А затем на сцене появились осы.
Первая гигантская оса была убита в конце июля, примерно за неделю до того, как куры сбежали из Хиклибрау. Сообщение об этом промелькнуло в нескольких газетах, но я не уверен, что оно попалось на глаза мистеру Бенсингтону, и уж наверно он не подумал, что появление огромного насекомого как-то связано с неряшеством, царившим на его опытной ферме.
Теперь уже не приходится сомневаться, что, пока Скилетт потчевал цыплят мистера Бенсингтона Пищей богов, множество ос так же усердно, а может быть, и еще усерднее таскали ту же снедь своему потомству, выведенному в начале лета среди песчаных холмов, за хвойным лесом, окружавшим ферму. И, бесспорно, на таком питании осиное потомство росло и процветало ничуть не хуже Бенсингтоновых кур. В соответствии со своей природой осы становятся вполне взрослыми быстрее, чем домашняя птица, — и вот из всех живых тварей, которые по милости неряхи Скилетта и его достойной супруги воспользовались благами, предназначенными для кур, осы первыми вошли в историю.
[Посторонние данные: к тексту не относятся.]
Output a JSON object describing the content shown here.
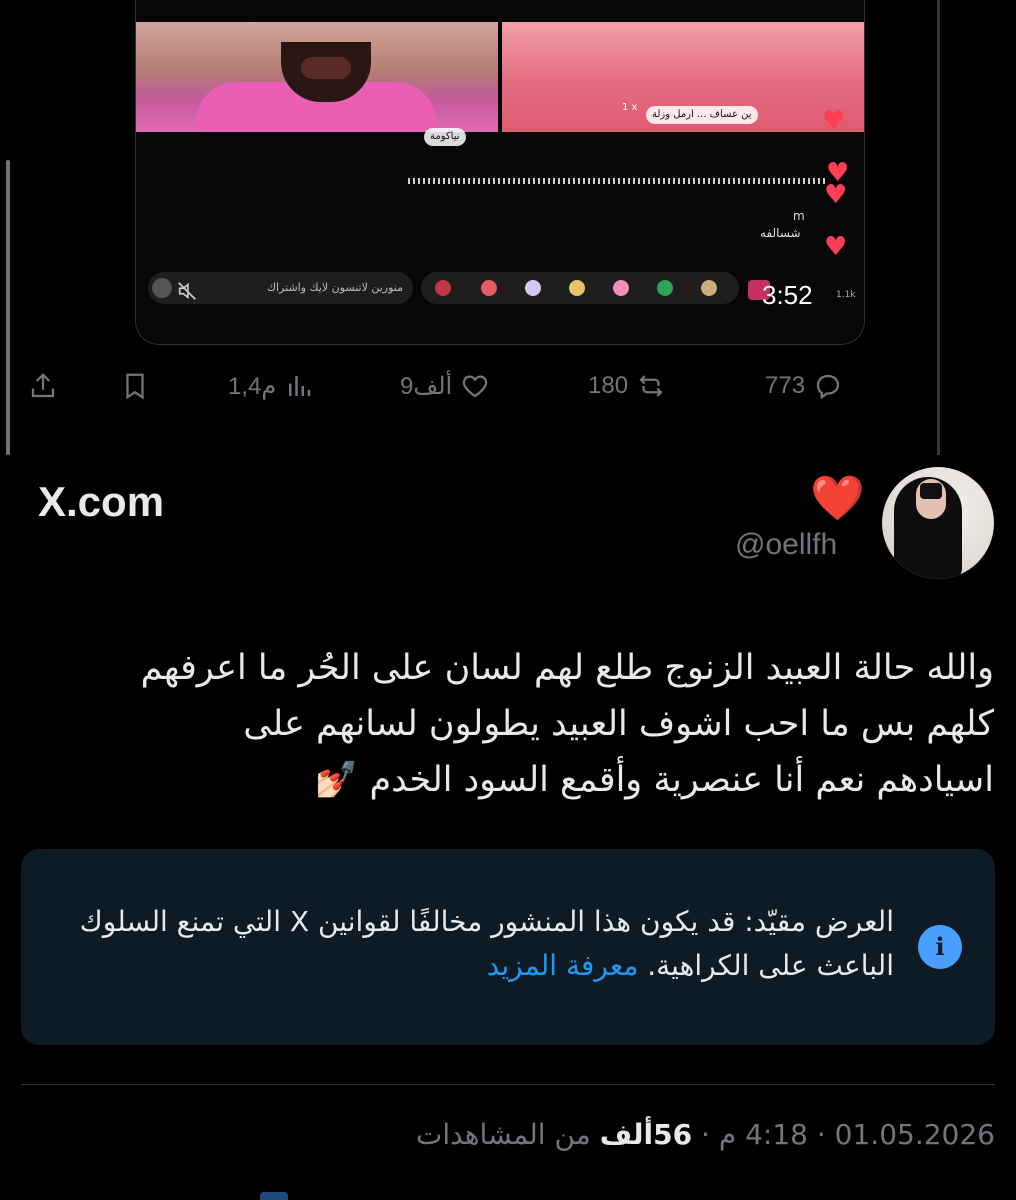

По дошедшим до нас сведениям, первым, кто повстречался с чудовищной осой и кому удалось ее убить, был некто Годфри, лесничий в поместье подполковника Руперта Хика, близ Мейдстона. По колено в зарослях папоротника он переходил полянку в буковой роще — одном из живописных уголков в лесах подполковника Хика; у него было с собой ружье — по счастью, двустволка. И вдруг впереди показалось неведомое чудище — Годфри не мог толком его разглядеть, так как оно летело против солнца, но гудело оно «что твой мотор». По собственному признанию, Годфри порядком струхнул. Чудище было величиной с сову, а то и побольше, но опытный глаз лесничего тотчас заметил, что летит оно как-то странно, не по-птичьи быстро машет крыльями, так что их и не разглядишь. Движимый, как я подозреваю, в равной мере инстинктом самозащиты и давней привычкой, Годфри мигом сорвал с плеча двустволку и выстрелил.
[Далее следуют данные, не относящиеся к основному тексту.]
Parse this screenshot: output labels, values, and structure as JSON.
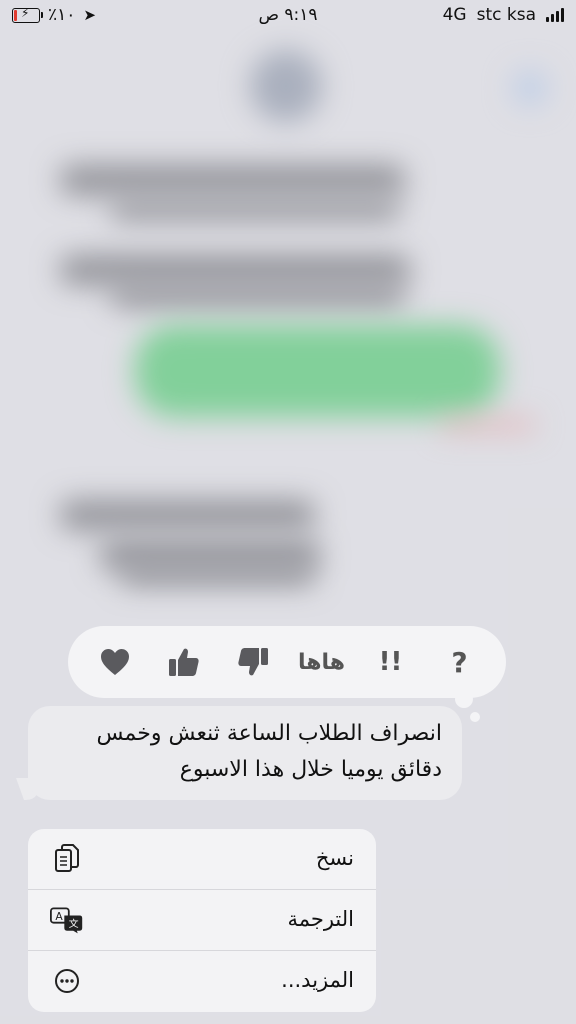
{
  "status_bar": {
    "battery_percent": "٪١٠",
    "battery_level": 0.1,
    "time": "٩:١٩ ص",
    "network": "4G",
    "carrier": "stc ksa"
  },
  "reactions": [
    {
      "name": "heart-icon"
    },
    {
      "name": "thumbs-up-icon"
    },
    {
      "name": "thumbs-down-icon"
    },
    {
      "name": "haha",
      "label": "هاها"
    },
    {
      "name": "exclamation",
      "label": "!!"
    },
    {
      "name": "question",
      "label": "?"
    }
  ],
  "message": {
    "line1": "انصراف الطلاب الساعة ثنعش وخمس",
    "line2": "دقائق  يوميا خلال هذا الاسبوع"
  },
  "menu": {
    "copy": "نسخ",
    "translate": "الترجمة",
    "more": "المزيد..."
  },
  "colors": {
    "accent_green": "#36c35c",
    "battery_red": "#e03b30"
  }
}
Вероятно, оттого, что мишень была уж очень необычная, он промахнулся: лишь небольшая часть заряда попала в цель; чудище упало было с яростным жужжанием, по которому безошибочно узнаешь осу, но сразу опять взлетело, желтые и черные полосы заблестели в солнечных лучах. И сейчас же оса бросилась на Годфри. С двадцати ярдов он выстрелил из второго ствола, отшвырнул ружье, пробежал несколько шагов и нырнул в густой папоротник, стараясь увернуться от врага.
Оса пролетела в каком-нибудь ярде над ним, ударилась оземь, снова взлетела и, снова упав уже ярдах в тридцати от него, стала корчиться в агонии, извиваясь и пронзая воздух своим жалом. Годфри подобрал ружье, всадил в издыхающую осу еще два заряда и только после этого решился подойти близко.
Потом он измерил мертвую осу: размах крыльев достигал двадцати семи с половиной дюймов, длина жала — трех дюймов. Дробь изуродовала туловище и разорвала брюшко, но Годфри прикинул, что от головы до жала было восемнадцать дюймов, и почти не ошибся. Глаз осы оказался величиной с монету в один пенни.
Таковы первые достоверные сведения о появлении гигантских ос. На следующий день велосипедист, который без педалей катил с холма между Семью дубами и Тонбриджем, едва не наехал на другую осу-великана, она переползала дорогу. Шорох шин, видно, встревожил ее, и она взлетела, гудя, точно механическая пила. Руль в руках перепуганного седока дрогнул, велосипед вильнул и съехал на обочину, а когда седок, осмелев, оглянулся, оса летела над лесом в сторону Уэстерхема.
Велосипедист еще немного проехал, с трудом удерживаясь в седле, потом затормозил, спешился (его так била дрожь, что, слезая, он упал вместе со своей машиной) и сел на обочине, чтобы хоть немного опомниться. Ехал он в Эшфорд, но в тот день добрался только до Тонбриджа…
Как ни странно, после этого целых три дня о громадных осах не было ни слуху, ни духу. Может быть, потому, что, как я обнаружил, сверяясь с метеорологическими сводками, в те дни погода стояла пасмурная и холодная, а кое-где шел проливной дождь. А на четвертый день прояснилось, засверкало солнце, и с этим совпало невиданное нашествие ос-великанов.
Сколько их появилось в тот день, невозможно подсчитать. Сообщалось по меньшей мере о пятидесяти случаях. Была даже одна человеческая жертва: некий владелец бакалейной лавки застиг гигантскую осу в бочонке с сахаром и, когда она взлетела, сгоряча кинулся на нее с лопатой. Первым ударом он свалил ее на пол, а вторым рассек пополам, но она успела ужалить его через башмак — и из них двоих он умер первым.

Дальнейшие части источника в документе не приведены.